Over his last four games, he's averaged just over 24 minutes, 10 points, 8.5 rebounds, and 1.25 blocks. 

For the month of December, he's at 17:36 mpg, 6.6 ppg, 5.1 rpg and 1.1 bpg. 

In that same 4 game span, Nenad Krstic is averaging less than 20 mpg (21 mpg for December), while Etan Thomas and BJ Mullens have been stapled to the bench. Nick Collison, meanwhile, has been getting more minutes at forward, which is his natural position.

So what do you guys think? Is Ibaka looking like the center for the Thunder?


----------



## Kidd (Jul 2, 2009)

Hopefully. The Thunder really need a regular contributor down low, Krstic and Thomas just aren't going to cut it.

Is he more of a defensive anchor or an offensive talent?


----------



## Krstic All-Star (Mar 9, 2005)

More defense than offense, which would actually complement Krstic's game very well. 

Tonight though, with about 8 minutes left in the game, Krstic has had his best game in quite some time, 13 points, 10 rebounds, a pair of blocks and an assist in just under 24 minutes. Granted, Nazr Mohammed has had a good game against the Thunder too, with 16/8.

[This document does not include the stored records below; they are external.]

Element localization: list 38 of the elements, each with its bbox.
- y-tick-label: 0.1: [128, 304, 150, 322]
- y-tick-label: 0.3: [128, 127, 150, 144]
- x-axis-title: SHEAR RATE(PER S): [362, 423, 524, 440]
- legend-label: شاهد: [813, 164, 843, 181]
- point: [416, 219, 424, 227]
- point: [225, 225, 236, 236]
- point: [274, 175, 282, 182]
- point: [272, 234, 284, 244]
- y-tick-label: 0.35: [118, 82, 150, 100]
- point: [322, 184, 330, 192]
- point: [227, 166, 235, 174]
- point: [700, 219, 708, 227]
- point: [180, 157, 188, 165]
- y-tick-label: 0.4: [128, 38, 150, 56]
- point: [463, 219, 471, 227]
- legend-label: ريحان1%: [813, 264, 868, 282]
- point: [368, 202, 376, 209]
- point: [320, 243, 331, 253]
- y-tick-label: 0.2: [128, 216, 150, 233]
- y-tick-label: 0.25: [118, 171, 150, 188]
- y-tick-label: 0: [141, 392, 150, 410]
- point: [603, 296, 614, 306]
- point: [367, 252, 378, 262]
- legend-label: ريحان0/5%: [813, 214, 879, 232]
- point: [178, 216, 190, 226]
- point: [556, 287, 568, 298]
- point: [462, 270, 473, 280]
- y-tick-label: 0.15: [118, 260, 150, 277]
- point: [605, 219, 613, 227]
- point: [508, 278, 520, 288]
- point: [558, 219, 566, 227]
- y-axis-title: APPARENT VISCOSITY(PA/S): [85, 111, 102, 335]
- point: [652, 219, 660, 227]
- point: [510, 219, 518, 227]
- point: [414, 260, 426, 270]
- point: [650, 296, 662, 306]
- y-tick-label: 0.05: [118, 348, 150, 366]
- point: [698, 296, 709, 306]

Ibaka has played just under 11 minutes and done nothing much, going 0-4 from the field with three rebounds.


----------



## Krstic All-Star (Mar 9, 2005)

I should add that Ibaka's pretty raw, coming from the Congo, but still ahead of BJ Mullens on the Thunder depth chart...


----------



## Dre (Jun 20, 2003)

Ibaka All-Star has a nice roll to it.


----------



## Krstic All-Star (Mar 9, 2005)

:azdaja:


----------